Philippines signals it wants to bring back death penalty just so it can execute Australian paedophile

Prosecutors in the Philippines are calling for the death penalty to be reintroduced as punishment for alleged Australian child sex abuser Peter Scully.

Scully, 52, is accused of directing child sex abuse videos involving torture and selling them through the dark web.

He is being investigated for a total of 75 charges, including the alleged rape of an 18-month-old girl. He has pleaded not guilty.

"If I had my choice it would be death for Scully.
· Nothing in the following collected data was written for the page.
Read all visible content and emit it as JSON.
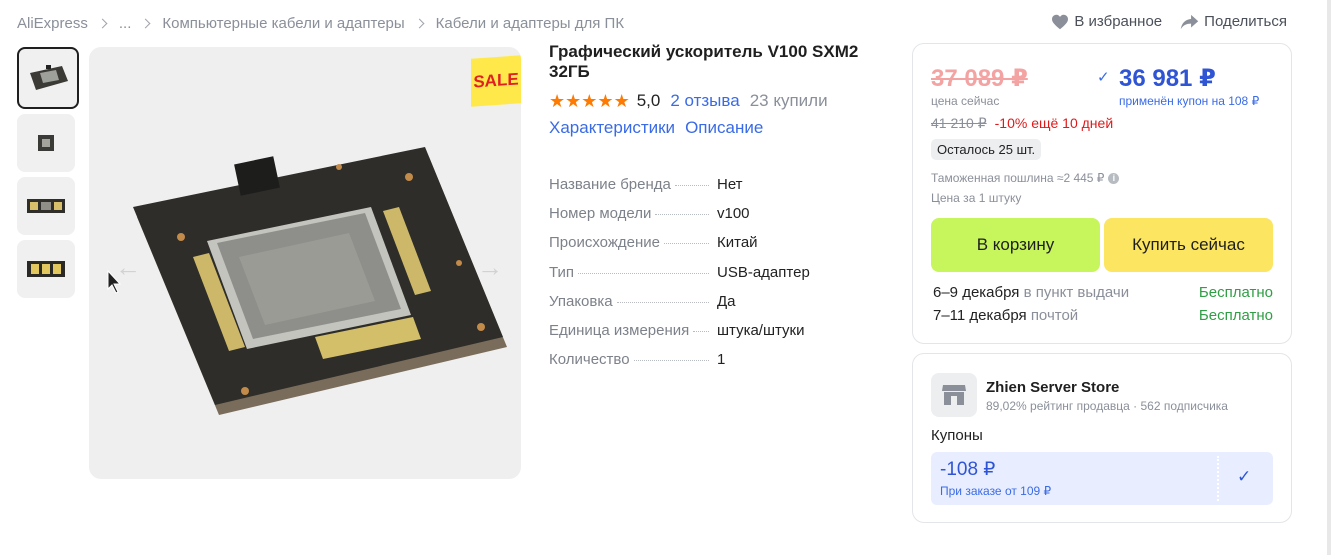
{
  "breadcrumb": [
    "AliExpress",
    "...",
    "Компьютерные кабели и адаптеры",
    "Кабели и адаптеры для ПК"
  ],
  "actions": {
    "favorite": "В избранное",
    "share": "Поделиться"
  },
  "gallery": {
    "sale_badge": "SALE",
    "thumbnail_count": 4
  },
  "product": {
    "title": "Графический ускоритель V100 SXM2 32ГБ",
    "rating": "5,0",
    "stars": 5,
    "reviews": "2 отзыва",
    "sold": "23 купили",
    "links": [
      "Характеристики",
      "Описание"
    ],
    "specs": [
      {
        "name": "Название бренда",
        "value": "Нет"
      },
      {
        "name": "Номер модели",
        "value": "v100"
      },
      {
        "name": "Происхождение",
        "value": "Китай"
      },
      {
        "name": "Тип",
        "value": "USB-адаптер"
      },
      {
        "name": "Упаковка",
        "value": "Да"
      },
      {
        "name": "Единица измерения",
        "value": "штука/штуки"
      },
      {
        "name": "Количество",
        "value": "1"
      }
    ]
  },
  "price": {
    "old": "37 089 ₽",
    "now_label": "цена сейчас",
    "new": "36 981 ₽",
    "coupon_applied": "применён купон на 108 ₽",
    "original": "41 210 ₽",
    "discount": "-10% ещё 10 дней",
    "stock": "Осталось 25 шт.",
    "duty": "Таможенная пошлина ≈2 445 ₽",
    "per_unit": "Цена за 1 штуку",
    "cart_button": "В корзину",
    "buy_button": "Купить сейчас"
  },
  "shipping": [
    {
      "dates": "6–9 декабря",
      "method": "в пункт выдачи",
      "cost": "Бесплатно"
    },
    {
      "dates": "7–11 декабря",
      "method": "почтой",
      "cost": "Бесплатно"
    }
  ],
  "store": {
    "name": "Zhien Server Store",
    "rating": "89,02% рейтинг продавца",
    "subscribers": "562 подписчика",
    "coupons_label": "Купоны",
    "coupon": {
      "amount": "-108 ₽",
      "condition": "При заказе от 109 ₽"
    }
  },
  "colors": {
    "accent_blue": "#2f55d4",
    "cart_green": "#c6f55c",
    "buy_yellow": "#fbe561",
    "star_orange": "#ff7a00",
    "discount_red": "#e01a1a"
  }
}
I want it to happen," chief prosecutor Jaime Umpa said, according to Fairfax Media.

He added: "We have to send a strong message to others that if they come to the Philippines and torture and abuse our children in this way they will be investigated with the full force of the law and executed."
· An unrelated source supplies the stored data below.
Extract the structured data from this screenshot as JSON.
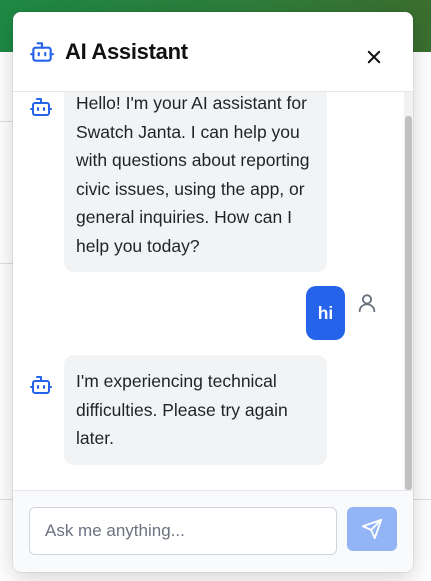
{
  "header": {
    "title": "AI Assistant",
    "bot_icon": "robot-icon",
    "close_icon": "close-icon"
  },
  "messages": [
    {
      "role": "assistant",
      "lines": [
        "Hello! I'm your AI assistant for",
        "Swatch Janta. I can help you",
        "with questions about reporting",
        "civic issues, using the app, or",
        "general inquiries. How can I",
        "help you today?"
      ]
    },
    {
      "role": "user",
      "text": "hi"
    },
    {
      "role": "assistant",
      "lines": [
        "I'm experiencing technical",
        "difficulties. Please try again",
        "later."
      ]
    }
  ],
  "composer": {
    "placeholder": "Ask me anything...",
    "value": "",
    "send_icon": "send-icon"
  },
  "colors": {
    "accent": "#2563eb",
    "send_button_disabled": "#93b4f5",
    "banner": "#2f7d3a",
    "bubble_bg": "#f1f3f5"
  }
}
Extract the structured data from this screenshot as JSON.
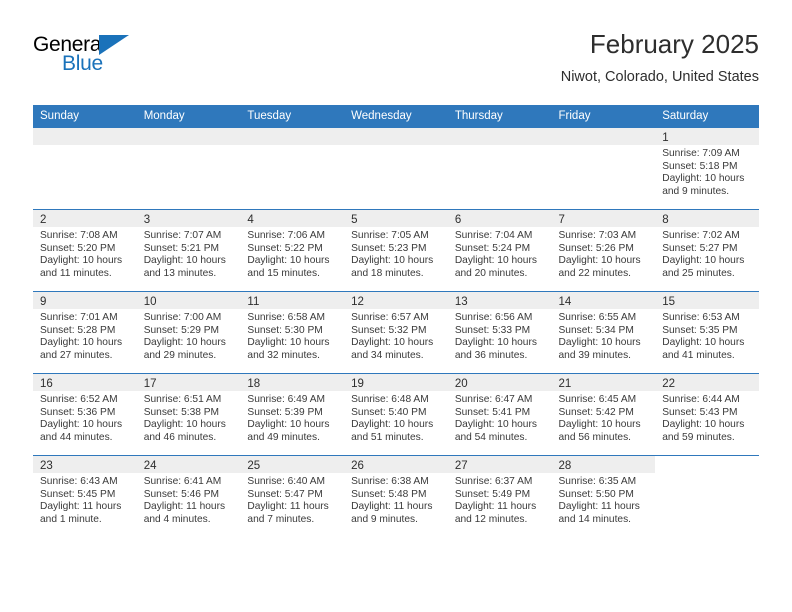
{
  "logo": {
    "line1": "General",
    "line2": "Blue",
    "triangle_color": "#1a72ba"
  },
  "header": {
    "title": "February 2025",
    "subtitle": "Niwot, Colorado, United States"
  },
  "theme": {
    "header_blue": "#2f78bc",
    "shade_gray": "#eeeeee",
    "text": "#2e2e2e"
  },
  "calendar": {
    "weekday_headers": [
      "Sunday",
      "Monday",
      "Tuesday",
      "Wednesday",
      "Thursday",
      "Friday",
      "Saturday"
    ],
    "labels": {
      "sunrise": "Sunrise:",
      "sunset": "Sunset:",
      "daylight": "Daylight:"
    },
    "weeks": [
      [
        {
          "empty": true,
          "shaded": true
        },
        {
          "empty": true,
          "shaded": true
        },
        {
          "empty": true,
          "shaded": true
        },
        {
          "empty": true,
          "shaded": true
        },
        {
          "empty": true,
          "shaded": true
        },
        {
          "empty": true,
          "shaded": true
        },
        {
          "day": "1",
          "sunrise": "Sunrise: 7:09 AM",
          "sunset": "Sunset: 5:18 PM",
          "daylight_l1": "Daylight: 10 hours",
          "daylight_l2": "and 9 minutes."
        }
      ],
      [
        {
          "day": "2",
          "sunrise": "Sunrise: 7:08 AM",
          "sunset": "Sunset: 5:20 PM",
          "daylight_l1": "Daylight: 10 hours",
          "daylight_l2": "and 11 minutes."
        },
        {
          "day": "3",
          "sunrise": "Sunrise: 7:07 AM",
          "sunset": "Sunset: 5:21 PM",
          "daylight_l1": "Daylight: 10 hours",
          "daylight_l2": "and 13 minutes."
        },
        {
          "day": "4",
          "sunrise": "Sunrise: 7:06 AM",
          "sunset": "Sunset: 5:22 PM",
          "daylight_l1": "Daylight: 10 hours",
          "daylight_l2": "and 15 minutes."
        },
        {
          "day": "5",
          "sunrise": "Sunrise: 7:05 AM",
          "sunset": "Sunset: 5:23 PM",
          "daylight_l1": "Daylight: 10 hours",
          "daylight_l2": "and 18 minutes."
        },
        {
          "day": "6",
          "sunrise": "Sunrise: 7:04 AM",
          "sunset": "Sunset: 5:24 PM",
          "daylight_l1": "Daylight: 10 hours",
          "daylight_l2": "and 20 minutes."
        },
        {
          "day": "7",
          "sunrise": "Sunrise: 7:03 AM",
          "sunset": "Sunset: 5:26 PM",
          "daylight_l1": "Daylight: 10 hours",
          "daylight_l2": "and 22 minutes."
        },
        {
          "day": "8",
          "sunrise": "Sunrise: 7:02 AM",
          "sunset": "Sunset: 5:27 PM",
          "daylight_l1": "Daylight: 10 hours",
          "daylight_l2": "and 25 minutes."
        }
      ],
      [
        {
          "day": "9",
          "sunrise": "Sunrise: 7:01 AM",
          "sunset": "Sunset: 5:28 PM",
          "daylight_l1": "Daylight: 10 hours",
          "daylight_l2": "and 27 minutes."
        },
        {
          "day": "10",
          "sunrise": "Sunrise: 7:00 AM",
          "sunset": "Sunset: 5:29 PM",
          "daylight_l1": "Daylight: 10 hours",
          "daylight_l2": "and 29 minutes."
        },
        {
          "day": "11",
          "sunrise": "Sunrise: 6:58 AM",
          "sunset": "Sunset: 5:30 PM",
          "daylight_l1": "Daylight: 10 hours",
          "daylight_l2": "and 32 minutes."
        },
        {
          "day": "12",
          "sunrise": "Sunrise: 6:57 AM",
          "sunset": "Sunset: 5:32 PM",
          "daylight_l1": "Daylight: 10 hours",
          "daylight_l2": "and 34 minutes."
        },
        {
          "day": "13",
          "sunrise": "Sunrise: 6:56 AM",
          "sunset": "Sunset: 5:33 PM",
          "daylight_l1": "Daylight: 10 hours",
          "daylight_l2": "and 36 minutes."
        },
        {
          "day": "14",
          "sunrise": "Sunrise: 6:55 AM",
          "sunset": "Sunset: 5:34 PM",
          "daylight_l1": "Daylight: 10 hours",
          "daylight_l2": "and 39 minutes."
        },
        {
          "day": "15",
          "sunrise": "Sunrise: 6:53 AM",
          "sunset": "Sunset: 5:35 PM",
          "daylight_l1": "Daylight: 10 hours",
          "daylight_l2": "and 41 minutes."
        }
      ],
      [
        {
          "day": "16",
          "sunrise": "Sunrise: 6:52 AM",
          "sunset": "Sunset: 5:36 PM",
          "daylight_l1": "Daylight: 10 hours",
          "daylight_l2": "and 44 minutes."
        },
        {
          "day": "17",
          "sunrise": "Sunrise: 6:51 AM",
          "sunset": "Sunset: 5:38 PM",
          "daylight_l1": "Daylight: 10 hours",
          "daylight_l2": "and 46 minutes."
        },
        {
          "day": "18",
          "sunrise": "Sunrise: 6:49 AM",
          "sunset": "Sunset: 5:39 PM",
          "daylight_l1": "Daylight: 10 hours",
          "daylight_l2": "and 49 minutes."
        },
        {
          "day": "19",
          "sunrise": "Sunrise: 6:48 AM",
          "sunset": "Sunset: 5:40 PM",
          "daylight_l1": "Daylight: 10 hours",
          "daylight_l2": "and 51 minutes."
        },
        {
          "day": "20",
          "sunrise": "Sunrise: 6:47 AM",
          "sunset": "Sunset: 5:41 PM",
          "daylight_l1": "Daylight: 10 hours",
          "daylight_l2": "and 54 minutes."
        },
        {
          "day": "21",
          "sunrise": "Sunrise: 6:45 AM",
          "sunset": "Sunset: 5:42 PM",
          "daylight_l1": "Daylight: 10 hours",
          "daylight_l2": "and 56 minutes."
        },
        {
          "day": "22",
          "sunrise": "Sunrise: 6:44 AM",
          "sunset": "Sunset: 5:43 PM",
          "daylight_l1": "Daylight: 10 hours",
          "daylight_l2": "and 59 minutes."
        }
      ],
      [
        {
          "day": "23",
          "sunrise": "Sunrise: 6:43 AM",
          "sunset": "Sunset: 5:45 PM",
          "daylight_l1": "Daylight: 11 hours",
          "daylight_l2": "and 1 minute."
        },
        {
          "day": "24",
          "sunrise": "Sunrise: 6:41 AM",
          "sunset": "Sunset: 5:46 PM",
          "daylight_l1": "Daylight: 11 hours",
          "daylight_l2": "and 4 minutes."
        },
        {
          "day": "25",
          "sunrise": "Sunrise: 6:40 AM",
          "sunset": "Sunset: 5:47 PM",
          "daylight_l1": "Daylight: 11 hours",
          "daylight_l2": "and 7 minutes."
        },
        {
          "day": "26",
          "sunrise": "Sunrise: 6:38 AM",
          "sunset": "Sunset: 5:48 PM",
          "daylight_l1": "Daylight: 11 hours",
          "daylight_l2": "and 9 minutes."
        },
        {
          "day": "27",
          "sunrise": "Sunrise: 6:37 AM",
          "sunset": "Sunset: 5:49 PM",
          "daylight_l1": "Daylight: 11 hours",
          "daylight_l2": "and 12 minutes."
        },
        {
          "day": "28",
          "sunrise": "Sunrise: 6:35 AM",
          "sunset": "Sunset: 5:50 PM",
          "daylight_l1": "Daylight: 11 hours",
          "daylight_l2": "and 14 minutes."
        },
        {
          "empty": true,
          "shaded": false
        }
      ]
    ]
  }
}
On Tuesday, a court heard that Scully allegedly directed a video called "Daisy's Destruction," which shows a baby girl being sexually assaulted and bashed while tied upside down by her feet, The Sydney Morning Herald reports.

Police also accuse Scully of burying an 11-year-old under the floor of a house he was renting after he made a video of him raping her then strangling her to death, reports.

Two of his victims were allegedly recorded digging their own graves while being continually raped.

"They were the most devastating thing I have ever seen," Ruby Malanog, one of the two lawyers prosecuting Scully, said.

"I cried when I was watching them," Ruby Malanog, one of two lawyers prosecuting Sully said. "It was hard to believe what I was seeing... that somebody could do those things to children."

Mr Umpa said that unless the death penalty was reintroduced, prosecutors would push for Sully to be given a maximum sentence of life imprisonment for human trafficking, in addition to 10 years for each of the five sexual abuse charges - a total of 100 years in jail.

However, Philippine law means Sully would be released after serving 30 years and deported to Australia for the rest of his sentence.

Capital punishment was outlawed in the Philippines in 2006 following opposition from the Catholic church, but President Rodrigo Duterte has called for criminals who commit "heinous" including rape to be executed.